Physical therapists also work to help make you stronger in some of your weakest areas. But does being strong beforehand make you less likely to end up on the physical therapy table in the first place?
In short, no. Being stronger in and of itself does not necessitate a lower rate of injury. So what factors do contribute to injury prevention?
When it comes to injury prevention, ensuring that a patient develops optimal alignment on loaded joints is incredibly important. This means that when a joint is loaded, the patient is loading the joint in the right direction and position.

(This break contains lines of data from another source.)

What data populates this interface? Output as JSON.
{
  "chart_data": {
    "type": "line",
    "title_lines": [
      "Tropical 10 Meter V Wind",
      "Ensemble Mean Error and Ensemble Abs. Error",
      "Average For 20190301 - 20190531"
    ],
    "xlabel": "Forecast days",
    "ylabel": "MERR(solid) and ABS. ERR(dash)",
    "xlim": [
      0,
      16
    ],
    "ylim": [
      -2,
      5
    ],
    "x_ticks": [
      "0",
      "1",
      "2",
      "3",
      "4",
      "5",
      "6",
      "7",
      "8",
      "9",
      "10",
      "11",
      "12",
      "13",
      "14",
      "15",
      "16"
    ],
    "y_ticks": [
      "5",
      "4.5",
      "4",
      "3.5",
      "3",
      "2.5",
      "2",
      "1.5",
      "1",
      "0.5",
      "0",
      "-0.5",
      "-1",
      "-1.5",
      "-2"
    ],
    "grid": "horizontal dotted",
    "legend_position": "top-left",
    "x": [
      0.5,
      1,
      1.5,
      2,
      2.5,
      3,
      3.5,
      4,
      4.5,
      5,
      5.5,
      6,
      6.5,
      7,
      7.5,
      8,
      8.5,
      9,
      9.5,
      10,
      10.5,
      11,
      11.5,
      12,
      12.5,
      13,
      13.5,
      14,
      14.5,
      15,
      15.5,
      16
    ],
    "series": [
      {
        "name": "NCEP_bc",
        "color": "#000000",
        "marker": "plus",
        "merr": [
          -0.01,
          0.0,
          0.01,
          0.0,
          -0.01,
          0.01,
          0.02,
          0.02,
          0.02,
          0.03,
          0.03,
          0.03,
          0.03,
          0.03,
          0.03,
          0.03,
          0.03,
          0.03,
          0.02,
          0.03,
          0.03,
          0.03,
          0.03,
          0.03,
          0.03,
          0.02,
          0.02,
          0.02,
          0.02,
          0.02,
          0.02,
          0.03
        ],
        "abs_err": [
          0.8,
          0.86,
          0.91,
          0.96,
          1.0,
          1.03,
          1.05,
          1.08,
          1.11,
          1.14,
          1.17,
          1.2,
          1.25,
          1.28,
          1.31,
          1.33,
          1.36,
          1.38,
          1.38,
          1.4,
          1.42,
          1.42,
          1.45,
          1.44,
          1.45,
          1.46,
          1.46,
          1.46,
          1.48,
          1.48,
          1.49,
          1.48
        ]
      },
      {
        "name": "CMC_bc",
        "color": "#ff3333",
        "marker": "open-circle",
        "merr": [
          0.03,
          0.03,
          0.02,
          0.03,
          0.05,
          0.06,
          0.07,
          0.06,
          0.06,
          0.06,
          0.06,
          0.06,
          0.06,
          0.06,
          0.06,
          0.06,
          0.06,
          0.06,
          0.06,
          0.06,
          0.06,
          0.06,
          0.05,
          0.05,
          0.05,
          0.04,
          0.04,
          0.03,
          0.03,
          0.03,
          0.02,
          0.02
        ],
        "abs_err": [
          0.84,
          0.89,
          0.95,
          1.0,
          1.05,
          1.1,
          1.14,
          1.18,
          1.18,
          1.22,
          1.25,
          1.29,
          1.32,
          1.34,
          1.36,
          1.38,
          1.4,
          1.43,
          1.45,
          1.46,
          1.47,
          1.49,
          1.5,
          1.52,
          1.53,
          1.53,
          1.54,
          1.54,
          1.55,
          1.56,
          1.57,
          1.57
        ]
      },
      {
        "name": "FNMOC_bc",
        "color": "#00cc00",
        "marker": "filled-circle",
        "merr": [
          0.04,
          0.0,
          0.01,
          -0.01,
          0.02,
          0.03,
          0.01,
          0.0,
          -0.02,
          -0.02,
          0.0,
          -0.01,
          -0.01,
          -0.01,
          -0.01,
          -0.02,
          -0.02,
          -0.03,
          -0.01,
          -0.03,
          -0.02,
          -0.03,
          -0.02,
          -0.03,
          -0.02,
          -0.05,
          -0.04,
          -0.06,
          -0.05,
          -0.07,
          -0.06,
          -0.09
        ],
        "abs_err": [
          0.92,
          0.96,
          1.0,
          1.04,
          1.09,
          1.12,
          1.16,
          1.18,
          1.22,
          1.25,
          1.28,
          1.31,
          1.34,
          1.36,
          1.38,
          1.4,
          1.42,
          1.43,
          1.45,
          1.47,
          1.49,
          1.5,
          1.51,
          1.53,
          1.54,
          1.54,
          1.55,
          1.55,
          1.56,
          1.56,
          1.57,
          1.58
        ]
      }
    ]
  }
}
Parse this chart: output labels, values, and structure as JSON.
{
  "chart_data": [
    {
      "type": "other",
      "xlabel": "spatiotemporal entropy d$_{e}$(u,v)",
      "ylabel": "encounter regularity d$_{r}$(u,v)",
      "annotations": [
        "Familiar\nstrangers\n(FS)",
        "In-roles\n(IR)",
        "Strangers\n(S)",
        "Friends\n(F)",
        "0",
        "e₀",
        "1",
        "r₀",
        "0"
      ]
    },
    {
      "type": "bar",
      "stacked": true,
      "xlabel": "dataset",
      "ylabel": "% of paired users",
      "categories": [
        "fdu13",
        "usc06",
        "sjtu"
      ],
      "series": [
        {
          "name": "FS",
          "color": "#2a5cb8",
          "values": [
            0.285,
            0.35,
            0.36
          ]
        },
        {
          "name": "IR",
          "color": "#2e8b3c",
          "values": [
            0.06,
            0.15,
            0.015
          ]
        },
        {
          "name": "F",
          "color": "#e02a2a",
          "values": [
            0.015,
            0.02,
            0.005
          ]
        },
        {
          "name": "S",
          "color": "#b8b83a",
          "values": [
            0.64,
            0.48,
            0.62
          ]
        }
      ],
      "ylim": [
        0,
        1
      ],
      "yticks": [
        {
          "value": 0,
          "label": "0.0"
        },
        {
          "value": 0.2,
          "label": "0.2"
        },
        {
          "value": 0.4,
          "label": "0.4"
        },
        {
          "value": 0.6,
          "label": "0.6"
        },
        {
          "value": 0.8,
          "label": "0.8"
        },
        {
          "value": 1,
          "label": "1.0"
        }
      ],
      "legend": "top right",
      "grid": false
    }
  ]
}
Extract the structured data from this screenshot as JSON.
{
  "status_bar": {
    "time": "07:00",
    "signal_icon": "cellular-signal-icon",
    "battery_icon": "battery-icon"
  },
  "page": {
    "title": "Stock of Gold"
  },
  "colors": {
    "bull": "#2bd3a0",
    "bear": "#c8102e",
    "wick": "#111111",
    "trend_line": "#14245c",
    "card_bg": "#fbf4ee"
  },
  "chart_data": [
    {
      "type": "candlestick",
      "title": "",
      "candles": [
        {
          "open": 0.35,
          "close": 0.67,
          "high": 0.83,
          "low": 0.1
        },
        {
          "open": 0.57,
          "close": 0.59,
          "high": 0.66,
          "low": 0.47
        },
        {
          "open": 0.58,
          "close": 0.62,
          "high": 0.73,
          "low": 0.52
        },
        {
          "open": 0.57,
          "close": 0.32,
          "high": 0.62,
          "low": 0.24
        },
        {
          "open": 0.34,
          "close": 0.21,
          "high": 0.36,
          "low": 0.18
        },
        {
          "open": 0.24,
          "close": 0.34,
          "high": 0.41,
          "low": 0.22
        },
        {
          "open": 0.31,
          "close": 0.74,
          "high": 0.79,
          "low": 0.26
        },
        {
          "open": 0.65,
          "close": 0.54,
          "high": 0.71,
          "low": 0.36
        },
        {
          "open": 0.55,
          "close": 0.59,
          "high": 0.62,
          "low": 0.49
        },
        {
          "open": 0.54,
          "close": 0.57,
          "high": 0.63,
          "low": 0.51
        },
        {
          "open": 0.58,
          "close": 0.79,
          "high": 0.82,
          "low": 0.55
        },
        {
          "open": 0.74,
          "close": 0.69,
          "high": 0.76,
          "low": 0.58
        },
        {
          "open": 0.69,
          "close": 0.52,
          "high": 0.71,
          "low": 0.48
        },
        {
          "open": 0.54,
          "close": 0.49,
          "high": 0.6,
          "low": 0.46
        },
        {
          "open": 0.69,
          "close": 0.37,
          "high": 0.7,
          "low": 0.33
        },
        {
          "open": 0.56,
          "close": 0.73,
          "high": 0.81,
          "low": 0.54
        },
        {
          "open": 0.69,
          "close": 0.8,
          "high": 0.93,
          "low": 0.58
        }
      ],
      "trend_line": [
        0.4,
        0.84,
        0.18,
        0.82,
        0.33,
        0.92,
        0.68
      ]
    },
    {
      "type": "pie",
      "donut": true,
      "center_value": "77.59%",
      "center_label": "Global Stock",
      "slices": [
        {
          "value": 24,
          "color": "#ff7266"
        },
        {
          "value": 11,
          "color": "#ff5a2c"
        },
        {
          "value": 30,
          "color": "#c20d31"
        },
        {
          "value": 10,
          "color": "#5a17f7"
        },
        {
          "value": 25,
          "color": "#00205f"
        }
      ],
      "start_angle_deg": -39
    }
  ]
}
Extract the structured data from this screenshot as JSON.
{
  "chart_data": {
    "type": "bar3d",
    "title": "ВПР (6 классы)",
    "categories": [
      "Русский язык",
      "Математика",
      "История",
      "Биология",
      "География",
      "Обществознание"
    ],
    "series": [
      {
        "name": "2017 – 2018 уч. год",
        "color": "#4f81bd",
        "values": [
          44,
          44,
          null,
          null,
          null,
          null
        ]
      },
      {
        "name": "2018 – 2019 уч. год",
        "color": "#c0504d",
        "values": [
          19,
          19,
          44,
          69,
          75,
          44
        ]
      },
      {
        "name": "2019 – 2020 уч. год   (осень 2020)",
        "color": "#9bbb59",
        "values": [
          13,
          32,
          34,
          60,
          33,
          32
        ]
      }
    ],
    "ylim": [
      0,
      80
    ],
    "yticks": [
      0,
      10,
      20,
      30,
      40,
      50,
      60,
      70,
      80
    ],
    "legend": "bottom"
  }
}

If you’ve been reading this blog in the past, this is a concept that should sound pretty familiar to you from our different pieces on the nature and prevention of knee injuries. In the case of the knee in particular the primary culprit in injury has little to do with the “load” placed on the joint itself, and everything to do with the angle or the load relative to the knee structure.
Just as there are optimal positions for load-bearing on any given joint, there are positions that expose the joint to undue stress and a much higher chance of mechanical failure – aka injury.
So, it’s not just being strong that helps us prevent injury. Knowing how to activate this strength through optimal patterns of movement is what really underlies any effective injury prevention strategy.